Like Starbucks, a number of other big fast-food brands, including McDonald’s, Wendy’s and Burger King, reported softening sales and announced a discount spree to try to revive enthusiasm.

However, many analysts believe Starbucks’ sales decline says more about the company than the broader economy.

“When you look back and see the magnitude of the shift … that occurred in such a short period of time, it’s not usually indicative of something that’s intrinsically macro or price-related,” says Sharon Zackfia, head of consumer at investment management firm William Blair, who last month raised concerns with clients that the brand may be losing its luster.

image source, Getty Images

image caption, Nationwide protests and calls for a truce between Israel and Hamas took place outside Starbucks locations

The company was already under pressure from a years-long battle with union activists who raised concerns about pay and working conditions that were at odds with the firm’s progressive reputation.

In late October, after Starbucks sued the union over a social media post expressing “solidarity” with the Palestinians, the dispute landed amid debate over Israel’s war in Gaza, sparking global boycott calls that took on a life of their own.

Starbucks — not the only American brand to face backlash over the issue and not a target of the official Boycott, Divestment and Sanctions (BDS) movement — accused its views of misinformation after issuing a blanket statement condemning the violence in the region.

It has also taken a different approach to the union in recent months, with both sides now issuing joint press releases saying progress has been made in treaty negotiations.

However, calls for a boycott on social media increased in January and continue to persist, according to Bank of America analysis.

Last month, YouTube comedian Danny Gonzalez apologized to his 6.5 million followers for the accidental presence of a Starbucks cup in a recent video following a backlash.

Although Starbucks management remained relatively quiet on the subject during sales discussions, as Ms. Zackfia puts it, “You’d really be burying your head in the sand not to think it had an effect.”

Bank of America analyst Sara Senatore says she was initially skeptical that the boycott would have much of an impact, but other causes seemed insufficient to explain such a sudden and sharp drop in sales, noting that the firm’s price increases are not out of line with the competition. .

He says the quick turnaround could be a tall order, comparing the fallout to the brand crisis Chipotle faced after its stores were found responsible for an e-coli outbreak that took years to shake off.

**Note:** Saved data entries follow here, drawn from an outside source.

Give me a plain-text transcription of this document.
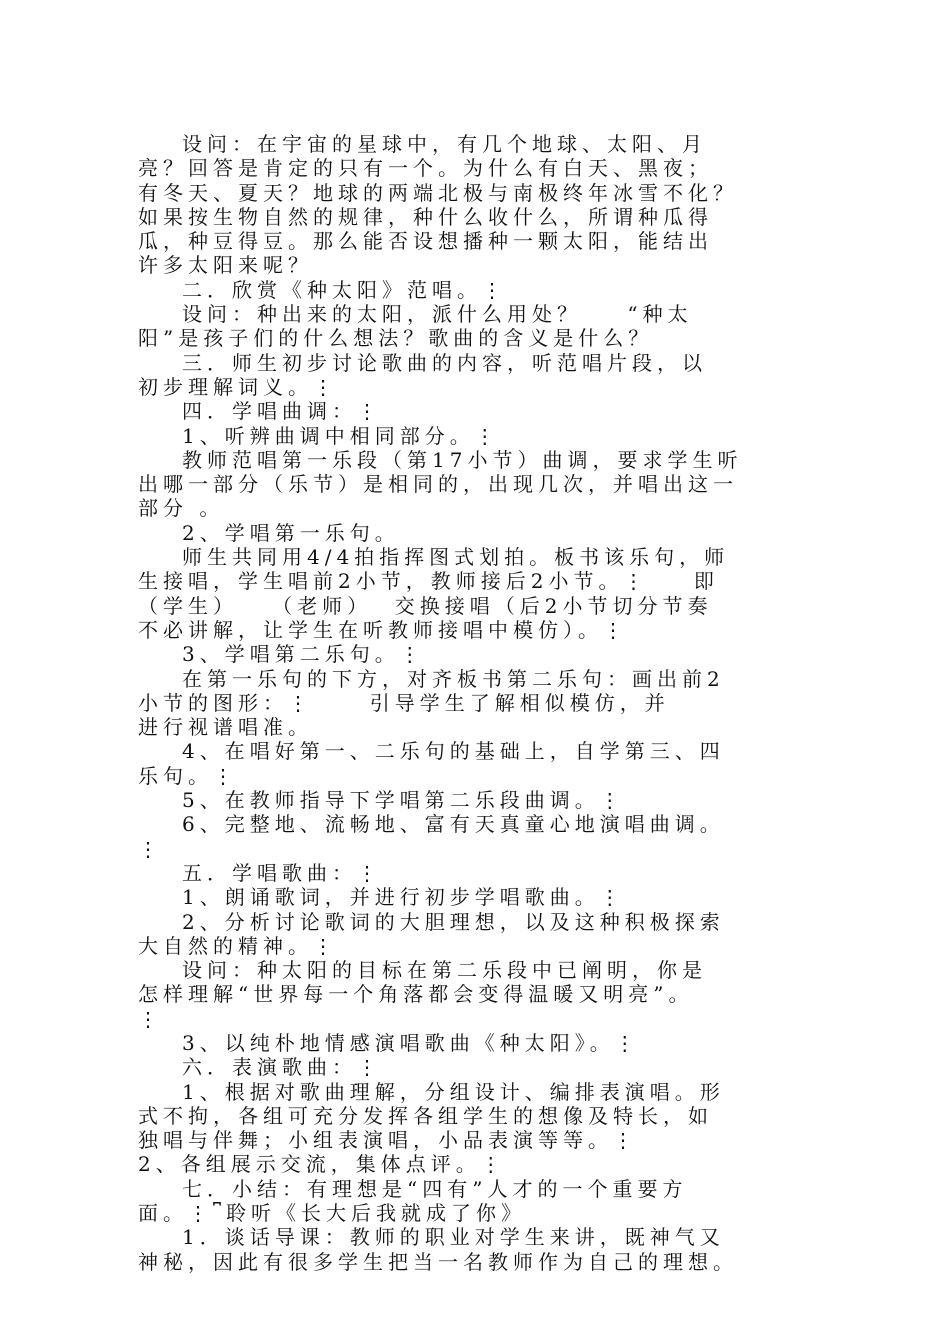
设问：在宇宙的星球中，有几个地球、太阳、月
亮？回答是肯定的只有一个。为什么有白天、黑夜；
有冬天、夏天？地球的两端北极与南极终年冰雪不化？
如果按生物自然的规律，种什么收什么，所谓种瓜得
瓜，种豆得豆。那么能否设想播种一颗太阳，能结出
许多太阳来呢？
二．欣赏《种太阳》范唱。⋮
设问：种出来的太阳，派什么用处？    “种太
阳”是孩子们的什么想法？歌曲的含义是什么？
三．师生初步讨论歌曲的内容，听范唱片段，以
初步理解词义。⋮
四．学唱曲调：⋮
1、听辨曲调中相同部分。⋮
教师范唱第一乐段（第17小节）曲调，要求学生听
出哪一部分（乐节）是相同的，出现几次，并唱出这一
部分 。
2、学唱第一乐句。
师生共同用4/4拍指挥图式划拍。板书该乐句，师
生接唱，学生唱前2小节，教师接后2小节。⋮    即
（学生）   （老师）  交换接唱（后2小节切分节奏
不必讲解，让学生在听教师接唱中模仿）。⋮
3、学唱第二乐句。⋮
在第一乐句的下方，对齐板书第二乐句：画出前2
小节的图形：⋮     引导学生了解相似模仿，并
进行视谱唱准。
4、在唱好第一、二乐句的基础上，自学第三、四
乐句。⋮
5、在教师指导下学唱第二乐段曲调。⋮
6、完整地、流畅地、富有天真童心地演唱曲调。
⋮
五．学唱歌曲：⋮
1、朗诵歌词，并进行初步学唱歌曲。⋮
2、分析讨论歌词的大胆理想，以及这种积极探索
大自然的精神。⋮
设问：种太阳的目标在第二乐段中已阐明，你是
怎样理解“世界每一个角落都会变得温暖又明亮”。
⋮
3、以纯朴地情感演唱歌曲《种太阳》。⋮
六．表演歌曲：⋮
1、根据对歌曲理解，分组设计、编排表演唱。形
式不拘，各组可充分发挥各组学生的想像及特长，如
独唱与伴舞；小组表演唱，小品表演等等。⋮
2、各组展示交流，集体点评。⋮
七．小结：有理想是“四有”人才的一个重要方
面。⋮⎴聆听《长大后我就成了你》
1．谈话导课：教师的职业对学生来讲，既神气又
神秘，因此有很多学生把当一名教师作为自己的理想。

“All you can do is try to dampen the sound or basically overcome it with other things,” he says. “Maybe it’s just a matter of time.

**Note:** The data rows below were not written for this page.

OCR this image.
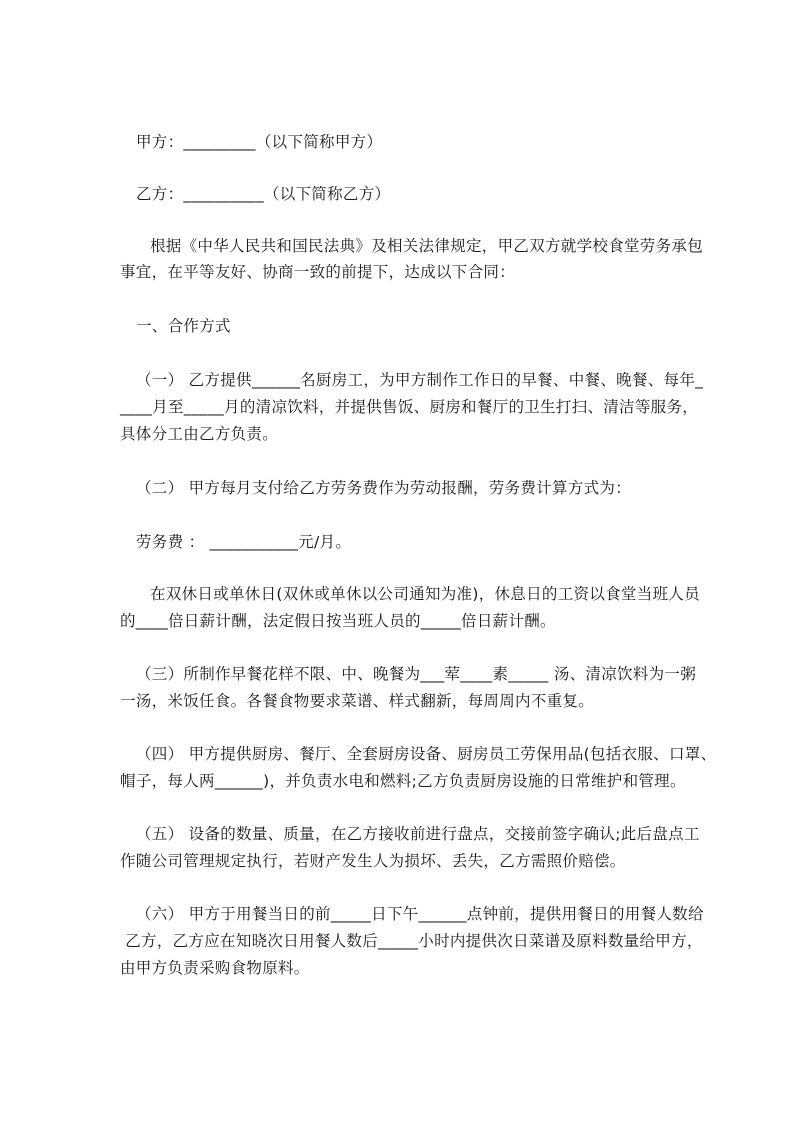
甲方：_________（以下简称甲方）
乙方：__________（以下简称乙方）
根据《中华人民共和国民法典》及相关法律规定，甲乙双方就学校食堂劳务承包
事宜，在平等友好、协商一致的前提下，达成以下合同：
一、合作方式
（一） 乙方提供______名厨房工，为甲方制作工作日的早餐、中餐、晚餐、每年_
____月至_____月的清凉饮料，并提供售饭、厨房和餐厅的卫生打扫、清洁等服务，
具体分工由乙方负责。
（二） 甲方每月支付给乙方劳务费作为劳动报酬，劳务费计算方式为：
劳务费 ： ___________元/月。
在双休日或单休日(双休或单休以公司通知为准)，休息日的工资以食堂当班人员
的____倍日薪计酬，法定假日按当班人员的_____倍日薪计酬。
（三）所制作早餐花样不限、中、晚餐为___荤____素_____ 汤、清凉饮料为一粥
一汤，米饭任食。各餐食物要求菜谱、样式翻新，每周周内不重复。
（四） 甲方提供厨房、餐厅、全套厨房设备、厨房员工劳保用品(包括衣服、口罩、
帽子，每人两______)，并负责水电和燃料;乙方负责厨房设施的日常维护和管理。
（五） 设备的数量、质量，在乙方接收前进行盘点，交接前签字确认;此后盘点工
作随公司管理规定执行，若财产发生人为损坏、丢失，乙方需照价赔偿。
（六） 甲方于用餐当日的前_____日下午______点钟前，提供用餐日的用餐人数给
乙方，乙方应在知晓次日用餐人数后_____小时内提供次日菜谱及原料数量给甲方，
由甲方负责采购食物原料。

image caption, Customer Maria Soare thinks Starbucks needs to improve its food

On a recent sunny afternoon in New York City, where the density of Starbucks coffee shops is one of the highest in the world, it was hard to gauge the state of the business.

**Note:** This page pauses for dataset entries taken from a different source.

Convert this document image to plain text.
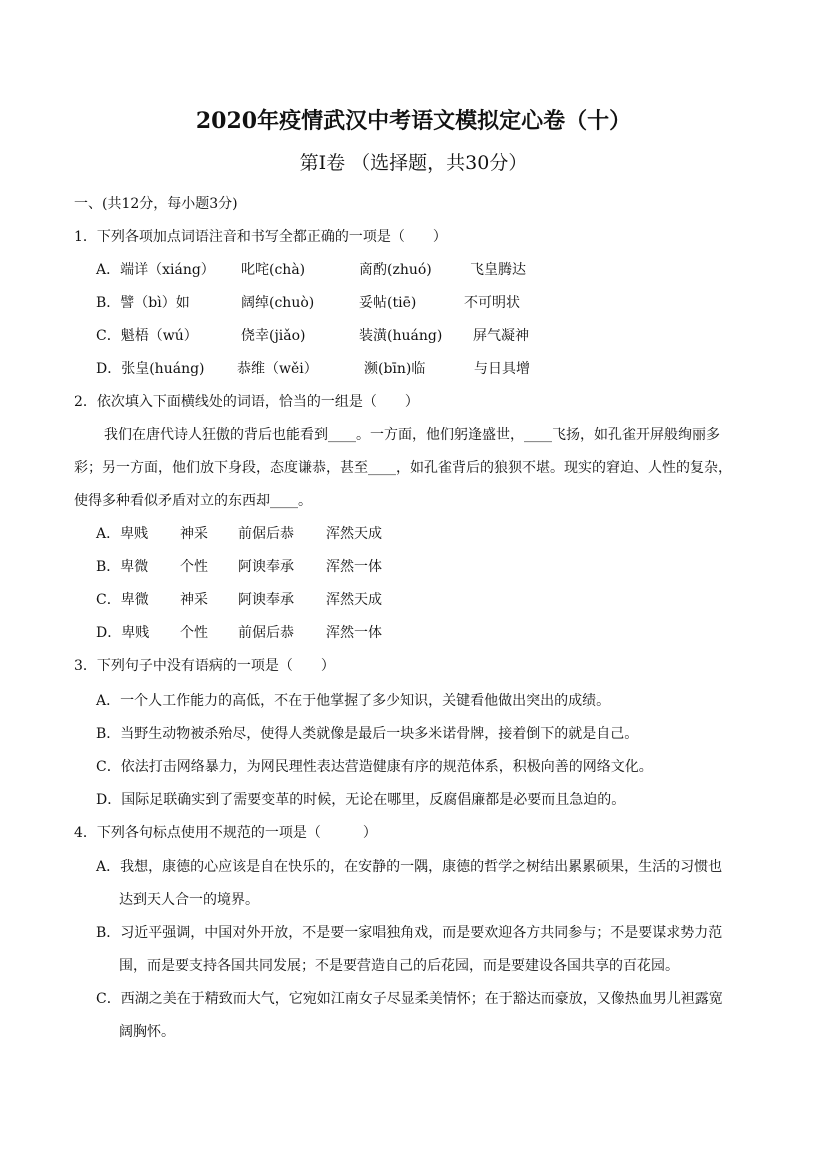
2020年疫情武汉中考语文模拟定心卷（十）
第Ⅰ卷 （选择题，共30分）
一、(共12分，每小题3分)
1．下列各项加点词语注音和书写全都正确的一项是（　　）
A．端详（xiáng） 叱咤(chà)	啇酌(zhuó)	飞皇腾达
B．譬（bì）如	阔绰(chuò)	妥帖(tiē)	不可明状
C．魁梧（wú）	侥幸(jiǎo)	装潢(huáng) 屏气凝神
D．张皇(huáng) 恭维（wěi）	濒(bīn)临	与日具增
2．依次填入下面横线处的词语，恰当的一组是（　　）
我们在唐代诗人狂傲的背后也能看到____。一方面，他们躬逢盛世，____飞扬，如孔雀开屏般绚丽多
彩；另一方面，他们放下身段，态度谦恭，甚至____，如孔雀背后的狼狈不堪。现实的窘迫、人性的复杂，
使得多种看似矛盾对立的东西却____。
A．卑贱 神采 前倨后恭 浑然天成
B．卑微 个性 阿谀奉承 浑然一体
C．卑微 神采 阿谀奉承 浑然天成
D．卑贱 个性 前倨后恭 浑然一体
3．下列句子中没有语病的一项是（　　）
A．一个人工作能力的高低，不在于他掌握了多少知识，关键看他做出突出的成绩。
B．当野生动物被杀殆尽，使得人类就像是最后一块多米诺骨牌，接着倒下的就是自己。
C．依法打击网络暴力，为网民理性表达营造健康有序的规范体系，积极向善的网络文化。
D．国际足联确实到了需要变革的时候，无论在哪里，反腐倡廉都是必要而且急迫的。
4．下列各句标点使用不规范的一项是（　　　）
A．我想，康德的心应该是自在快乐的，在安静的一隅，康德的哲学之树结出累累硕果，生活的习惯也
达到天人合一的境界。
B．习近平强调，中国对外开放，不是要一家唱独角戏，而是要欢迎各方共同参与；不是要谋求势力范
围，而是要支持各国共同发展；不是要营造自己的后花园，而是要建设各国共享的百花园。
C．西湖之美在于精致而大气，它宛如江南女子尽显柔美情怀；在于豁达而豪放，又像热血男儿袒露宽
阔胸怀。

Some stores looked empty until customers rushing to place a mobile order disturbed the calm.

Even loyal drinkers said they saw opportunities for improvement.

Maria Soare, a 24-year-old in town from Washington, D.C., still picks up drinks from the company three or four times a week, but her favor has dimmed since the pandemic served as an excuse to get out. House.

He says the recent price hike “stung” and advises the company to “change the food”.

For friends Veronica and Maria Giorgio, the feeling of society has changed.

Veronica, 16, says she doesn’t go as much anymore because of a combination of better options elsewhere, skyrocketing prices and recent protests by labor activists.

“It opened my eyes,” he says. “It feels more like a chain to me.

And while Maria Giorgia remains a regular customer, the 17-year-old says her perception of the business has changed.

“It used to be cool in high school. Now it’s just comfortable.”